I am very good at carrying two thoughts in my head at the same time, even if I can't carry a plate and a glass of lemonade three feet without spilling it. I've decided to make "work hard without even trying" it one of my mantras. Here are a few thoughts that percolated about it.

  1. Hard work, done correctly, is an enjoyable thing. Somewhere, way back in the depths of my primordial brain, I got the idea that working hard should hurt. The more the better. Surprisingly, I became not-so-very excited about working hard. It's not that I'm lazy. I just associated hard work as a very unpleasant means to the enjoyable end. When you decide to go into business for yourself (of just live a life involving conscious thought rather than following the crowd everywhere) this belief limits you. Hard work should be fun--maybe not every second, but the majority of the time. The enjoyment of reaching goals, tasting the fruits of your labors, and the simple process of doing something well all require hard work, but can be done with a smile on your face--if your goal and labor are toward the right things for you.
  2. Trying hard usually fails. Yoda said it--there is no try. I always hated "there is no try" because hyper-positivity irritates me. Since I've written a post on aggressive positivity, I may need to explain. Positivity says "I can do this, or I am intelligent enough to let it go and move on." Aggressive positivity says "I hate where I am right now, and it will take a while to get somewhere else. But I will not let it squash me.
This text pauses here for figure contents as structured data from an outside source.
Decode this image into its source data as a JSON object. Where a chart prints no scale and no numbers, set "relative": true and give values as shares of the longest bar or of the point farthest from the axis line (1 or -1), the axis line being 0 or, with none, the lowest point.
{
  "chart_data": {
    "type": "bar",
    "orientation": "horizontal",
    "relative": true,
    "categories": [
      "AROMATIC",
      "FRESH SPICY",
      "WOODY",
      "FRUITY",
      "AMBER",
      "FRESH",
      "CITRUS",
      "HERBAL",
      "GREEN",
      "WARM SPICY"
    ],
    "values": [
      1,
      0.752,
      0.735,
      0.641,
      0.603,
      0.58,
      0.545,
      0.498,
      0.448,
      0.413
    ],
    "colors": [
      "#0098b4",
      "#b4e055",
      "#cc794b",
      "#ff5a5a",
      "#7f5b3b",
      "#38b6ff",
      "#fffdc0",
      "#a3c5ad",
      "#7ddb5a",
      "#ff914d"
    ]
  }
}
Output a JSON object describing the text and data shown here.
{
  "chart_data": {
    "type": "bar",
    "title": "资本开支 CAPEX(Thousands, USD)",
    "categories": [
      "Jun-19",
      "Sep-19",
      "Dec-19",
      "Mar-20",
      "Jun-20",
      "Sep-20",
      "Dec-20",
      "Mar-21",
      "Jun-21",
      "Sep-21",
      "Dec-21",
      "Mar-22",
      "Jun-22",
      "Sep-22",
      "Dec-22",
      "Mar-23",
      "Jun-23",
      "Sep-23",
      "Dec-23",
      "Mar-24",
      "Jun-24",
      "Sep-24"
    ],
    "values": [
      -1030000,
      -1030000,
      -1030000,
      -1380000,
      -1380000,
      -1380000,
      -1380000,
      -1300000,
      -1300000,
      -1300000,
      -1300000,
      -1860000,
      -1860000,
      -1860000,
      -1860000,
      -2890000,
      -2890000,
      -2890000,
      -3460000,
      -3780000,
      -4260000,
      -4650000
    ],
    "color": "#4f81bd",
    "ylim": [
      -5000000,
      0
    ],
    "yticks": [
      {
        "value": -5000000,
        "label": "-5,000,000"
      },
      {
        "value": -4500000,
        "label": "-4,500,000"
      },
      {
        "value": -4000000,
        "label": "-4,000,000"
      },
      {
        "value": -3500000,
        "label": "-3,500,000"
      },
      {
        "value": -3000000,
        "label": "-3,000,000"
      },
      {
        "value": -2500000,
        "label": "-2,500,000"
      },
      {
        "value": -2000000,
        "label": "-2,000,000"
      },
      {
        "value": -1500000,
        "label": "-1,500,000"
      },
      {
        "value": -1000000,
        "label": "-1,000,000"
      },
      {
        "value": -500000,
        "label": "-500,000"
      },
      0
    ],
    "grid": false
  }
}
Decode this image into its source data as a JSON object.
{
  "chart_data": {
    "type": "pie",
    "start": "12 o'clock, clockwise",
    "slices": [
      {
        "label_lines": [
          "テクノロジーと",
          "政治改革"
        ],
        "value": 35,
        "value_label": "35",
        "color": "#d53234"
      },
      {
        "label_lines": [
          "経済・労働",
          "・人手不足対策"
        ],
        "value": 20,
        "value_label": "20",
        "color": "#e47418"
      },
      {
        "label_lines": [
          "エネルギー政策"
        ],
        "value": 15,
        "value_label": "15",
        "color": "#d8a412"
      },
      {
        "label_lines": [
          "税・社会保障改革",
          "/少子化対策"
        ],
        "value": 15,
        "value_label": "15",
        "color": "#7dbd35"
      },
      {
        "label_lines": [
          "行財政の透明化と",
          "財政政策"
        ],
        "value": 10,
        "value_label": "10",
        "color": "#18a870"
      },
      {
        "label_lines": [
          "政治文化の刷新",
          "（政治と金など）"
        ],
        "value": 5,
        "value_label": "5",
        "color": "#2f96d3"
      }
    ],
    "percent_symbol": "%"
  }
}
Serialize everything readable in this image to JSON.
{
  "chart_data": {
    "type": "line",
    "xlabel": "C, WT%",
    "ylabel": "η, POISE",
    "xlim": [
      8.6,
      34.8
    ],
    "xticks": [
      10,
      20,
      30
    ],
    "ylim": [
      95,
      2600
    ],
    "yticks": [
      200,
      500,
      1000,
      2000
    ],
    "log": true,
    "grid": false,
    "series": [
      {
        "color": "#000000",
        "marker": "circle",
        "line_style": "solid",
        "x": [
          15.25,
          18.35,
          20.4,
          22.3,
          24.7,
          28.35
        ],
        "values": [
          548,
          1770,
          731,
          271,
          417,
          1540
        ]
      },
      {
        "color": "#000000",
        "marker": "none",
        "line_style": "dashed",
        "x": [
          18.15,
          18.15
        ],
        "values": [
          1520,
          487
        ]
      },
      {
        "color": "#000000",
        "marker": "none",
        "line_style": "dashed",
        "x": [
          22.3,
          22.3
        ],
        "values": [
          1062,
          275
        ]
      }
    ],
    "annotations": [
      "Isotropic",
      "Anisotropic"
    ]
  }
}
I can do this, or I am intelligent enough, etc." Hyper-positivity says "You can do anything, and if you fail I will slap you with a pithy saying to show you're a loser!" The people I knew who whipped out "there is no try" applied it to other people's problems.  I say "I'll try" when I'm afraid of failure. Saying "I will" implies you will keep doing until you reach your goal. So trying hard implies the possibility not of intelligent failure, where you realize you just had a bad idea, but of out-and-out, ugly, "I-give-up-on-my-life-dream-because-I'm-not-good-enough-for-it" kind of failure. So don't 'try hard'. Work hard at something great.
  3. Real hard work assumes thought. I picture someone trying hard as sloughing away at a task because she believes it should be done. I picture someone working hard as heading towards a goal. Hard work, the kind that is fun and rewarding, assumes you have thought through the path you have chosen. In Chrisitanity, we have the concept of 'counting the cost.' Jesus told his followers that He required 100% committment from them. Being like Him is non-negotiable. So He urged those considering it to look long and hard at their life. He offered them unlimited love, the miracle of forgiveness from sin, and the gift of eternal life--but the cost was giving up anything that got in the way. Living the life you love has a similar commitment. If you are willing to walk your path, and cut out anything that doesn't take you toward your destination, you will work hard. Before you start cutting things out of life, you need to think. So real hard work requires thoughtful consideration, so that when you give everything you have to a goal, you end up with something worth everything you have.
Working hard without trying has opened my eyes to a world of fulfillment. I still hop on the treadmill of "urgent but unimportant" work, but I catch myself quickly. Do you have places you want to go? Stop trying, and begin working hard!